The city is filled with buildings; some very tall and others short. There are lots of houses. In the past decade I have noticed homes torn down and townhouses built. Apartment buildings are turned into condominiums. Some affordable senior housing is popping up. More people are being packed into the city. More evil abounds.
There are shopping centers and strip malls, although they are both suffering because of the faltering economy. There is asphalt – lots of asphalt. I wonder who owns the companies that provide all that asphalt. They must be the people who live in the big expensive houses. Is evil there as well?
Children’s happy screams, poetic games and rhythmic songs can be heard from the parks that dot the city. In contrast, poor and homeless people live in our parks. Evil also lives in the parks.
This is the place where I have lived almost my entire life. It is home. Some good, some not so good, but it is home. I don’t remember this evil when I was growing up. Was I just naive?
I have always had cats, mainly because I don’t like mice. My old wonderful cat Putter went missing. Next my son’s cat Leo disappeared. I must be careful and protect my little toy poodle, Barkley.
Who is this creature prowling our neighborhoods who has infiltrated our city? Some would say they are cute. Ha! Cute is their disguise! And, now it appears that one has taken up residence in my house....yes, she's a cute little raccoon. Barkley, beware!
Saturday, October 12, 2013
I have lived in the same house just a couple years short of forty. When I was shopping for it one of the “must have’s” was laundry inside the house. If I were to move it would be a deal breaker if the laundry was in the garage.
I can’t go into a garage without feeling intense fear. Just before I enter I peak into the garage and mentally chart my path; both going in and getting out. I open the door wide open to ensure there is nothing behind it. I take a deep breath and make myself do it. I make it as quick as possible. Intellectually, I know how unrealistic I am. Emotionally, I can’t help it.

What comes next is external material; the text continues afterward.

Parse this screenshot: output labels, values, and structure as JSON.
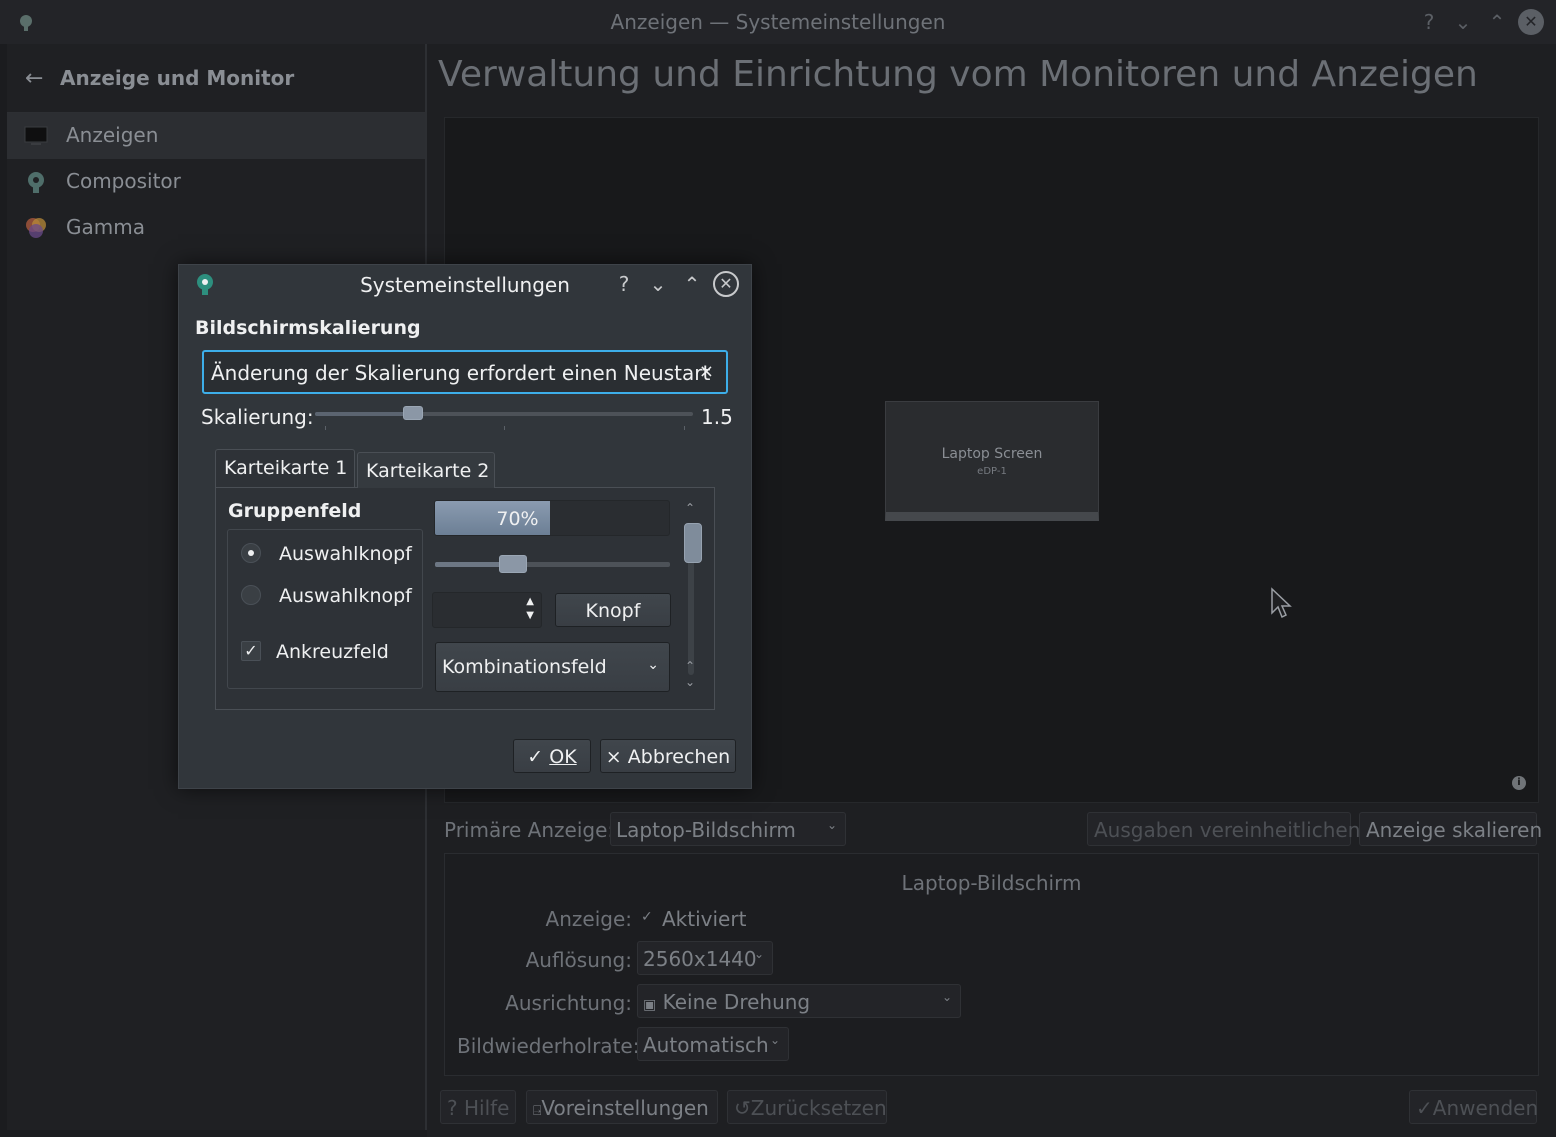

Sometimes I wonder if people understand that the movies children see can leave them with a lifetime of fear. I have no idea what movie it was that gave me this lifetime of intense garage fear, but I do remember the scene. It was a basement scene where a woman was doing laundry. A man entered with a knife. There was only one way in and out of the basement. He was blocking that way. No one would hear her scream. She was trapped. My palms sweat just thinking about the intensity of the moment. She died. When I was growing up I lived in several houses. Our laundry was always located in the garage. That was the connection.
One time I stayed overnight with Krissy, my cousin. Aunt Pat took us to see Cyclops. It was one of the most terrifying films I have ever seen. I looked it up on the internet. There is a trailer on YouTube The trailer is ridiculously silly now, but it wasn't silly in 1957. I don’t remember too much other than trying to be brave and not show how scared I was. I wonder if she knew. I wonder if Krissy was afraid. I wonder why we didn’t leave? This is an intense memory. Even today, I will not watch movies with blood in them and suspense drives me from the room.